A Doll’s House or A Prison Escape?

         After watching the 1973 film A Doll's House, directed by Joseph Losey, I have a whole new respect for the play written in 1879 by Henrik Ibsen. I have read the play before as a senior in high school; but, only after watching this film version, was I able to grasp the full concept of what this story actually portrays.

         Part of the reason I believe that the film has such great success was in part due to the acting of the one and only Jane Fonda, who portrayed the leading role of Nora Helmer perfectly. She did an exceptional job of showing Nora in a weak and frail light at the beginning; she is a wife that is just doing anything and everything for her husband, Torvald, played by Anthony Hopkins, that she can do in order to cure his illness.
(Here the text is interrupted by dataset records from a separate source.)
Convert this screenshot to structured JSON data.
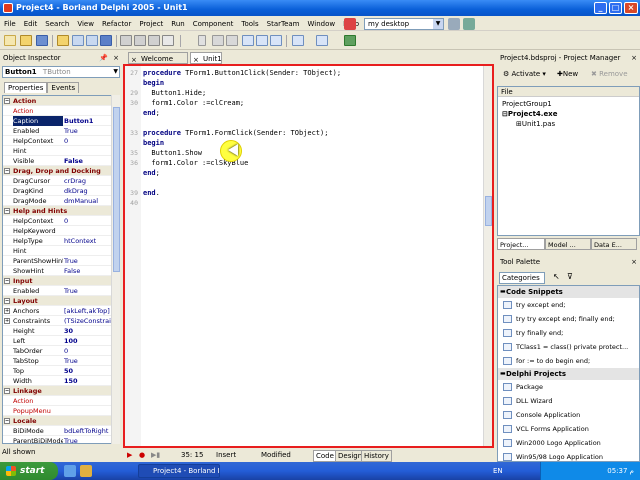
{
  "window": {
    "title": "Project4 - Borland Delphi 2005 - Unit1"
  },
  "menu": [
    "File",
    "Edit",
    "Search",
    "View",
    "Refactor",
    "Project",
    "Run",
    "Component",
    "Tools",
    "StarTeam",
    "Window",
    "Help"
  ],
  "layout_combo": "my desktop",
  "object_inspector": {
    "title": "Object Inspector",
    "selected_object": "Button1",
    "selected_type": "TButton",
    "tabs": [
      "Properties",
      "Events"
    ],
    "rows": [
      {
        "cat": true,
        "name": "Action"
      },
      {
        "name": "Action",
        "value": "",
        "red": true
      },
      {
        "name": "Caption",
        "value": "Button1",
        "sel": true,
        "bold": true
      },
      {
        "name": "Enabled",
        "value": "True"
      },
      {
        "name": "HelpContext",
        "value": "0"
      },
      {
        "name": "Hint",
        "value": ""
      },
      {
        "name": "Visible",
        "value": "False",
        "bold": true
      },
      {
        "cat": true,
        "name": "Drag, Drop and Docking"
      },
      {
        "name": "DragCursor",
        "value": "crDrag"
      },
      {
        "name": "DragKind",
        "value": "dkDrag"
      },
      {
        "name": "DragMode",
        "value": "dmManual"
      },
      {
        "cat": true,
        "name": "Help and Hints"
      },
      {
        "name": "HelpContext",
        "value": "0"
      },
      {
        "name": "HelpKeyword",
        "value": ""
      },
      {
        "name": "HelpType",
        "value": "htContext"
      },
      {
        "name": "Hint",
        "value": ""
      },
      {
        "name": "ParentShowHint",
        "value": "True"
      },
      {
        "name": "ShowHint",
        "value": "False"
      },
      {
        "cat": true,
        "name": "Input"
      },
      {
        "name": "Enabled",
        "value": "True"
      },
      {
        "cat": true,
        "name": "Layout"
      },
      {
        "name": "Anchors",
        "value": "[akLeft,akTop]",
        "box": "+"
      },
      {
        "name": "Constraints",
        "value": "(TSizeConstrain",
        "box": "+"
      },
      {
        "name": "Height",
        "value": "30",
        "bold": true
      },
      {
        "name": "Left",
        "value": "100",
        "bold": true
      },
      {
        "name": "TabOrder",
        "value": "0"
      },
      {
        "name": "TabStop",
        "value": "True"
      },
      {
        "name": "Top",
        "value": "50",
        "bold": true
      },
      {
        "name": "Width",
        "value": "150",
        "bold": true
      },
      {
        "cat": true,
        "name": "Linkage"
      },
      {
        "name": "Action",
        "value": "",
        "red": true
      },
      {
        "name": "PopupMenu",
        "value": "",
        "red": true
      },
      {
        "cat": true,
        "name": "Locale"
      },
      {
        "name": "BiDiMode",
        "value": "bdLeftToRight"
      },
      {
        "name": "ParentBiDiMode",
        "value": "True"
      }
    ],
    "status": "All shown"
  },
  "editor": {
    "tabs": [
      "Welcome Page",
      "Unit1"
    ],
    "lines": [
      {
        "n": "27",
        "text": "procedure TForm1.Button1Click(Sender: TObject);"
      },
      {
        "n": "",
        "text": "begin"
      },
      {
        "n": "29",
        "text": "  Button1.Hide;"
      },
      {
        "n": "30",
        "text": "  form1.Color :=clCream;"
      },
      {
        "n": "",
        "text": "end;"
      },
      {
        "n": "",
        "text": ""
      },
      {
        "n": "33",
        "text": "procedure TForm1.FormClick(Sender: TObject);"
      },
      {
        "n": "",
        "text": "begin"
      },
      {
        "n": "35",
        "text": "  Button1.Show"
      },
      {
        "n": "36",
        "text": "  form1.Color :=clSkyBlue"
      },
      {
        "n": "",
        "text": "end;"
      },
      {
        "n": "",
        "text": ""
      },
      {
        "n": "39",
        "text": "end."
      },
      {
        "n": "40",
        "text": ""
      }
    ],
    "status": {
      "pos": "35: 15",
      "mode": "Insert",
      "state": "Modified",
      "tabs": [
        "Code",
        "Design",
        "History"
      ]
    }
  },
  "project_manager": {
    "title": "Project4.bdsproj - Project Manager",
    "buttons": [
      "Activate",
      "New",
      "Remove"
    ],
    "header": "File",
    "tree": [
      "ProjectGroup1",
      "Project4.exe",
      "Unit1.pas"
    ]
  },
  "right_tabs": [
    "Project...",
    "Model ...",
    "Data E..."
  ],
  "tool_palette": {
    "title": "Tool Palette",
    "categories_label": "Categories",
    "groups": [
      {
        "name": "Code Snippets",
        "items": [
          "try except end;",
          "try  try  except  end; finally end;",
          "try finally end;",
          "TClass1 = class() private protect...",
          "for := to do begin end;"
        ]
      },
      {
        "name": "Delphi Projects",
        "items": [
          "Package",
          "DLL Wizard",
          "Console Application",
          "VCL Forms Application",
          "Win2000 Logo Application",
          "Win95/98 Logo Application"
        ]
      }
    ]
  },
  "taskbar": {
    "start": "start",
    "task": "Project4 - Borland Delp...",
    "lang": "EN",
    "clock": "05:37 م"
  }
}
Nora borrowed money from Krogstad in order to pay for a trip that was the only thing that could save her dying husband, in obtaining the loan Nora had to forge her dying father’s and has been struggling to pay it off since.

         Then at the end after Torvald has both rejected her after finding out of the deal she had made with Krogstad then decided he loved her again when Krogstad was not going to enforce the loan agreement; when Nora knows that Torvald will never love her the way that she deserves to be loved. She then becomes the epitome of a strong woman when she leaves life of comfort and security and embarks on a journey to find her “real” self.

         This movie also presented its audience with an unheard of idea, the woman leaving her husband; back then it was perfectly acceptable for a husband to walk out and leave his wife but for the wife to leave her husband, she basically had no identity. At the time of the release of this film the woman's movement was on the forefront of 70's; I believe that this was Fonda's way of expressing her beliefs on the matter of feminism and how society should be changed.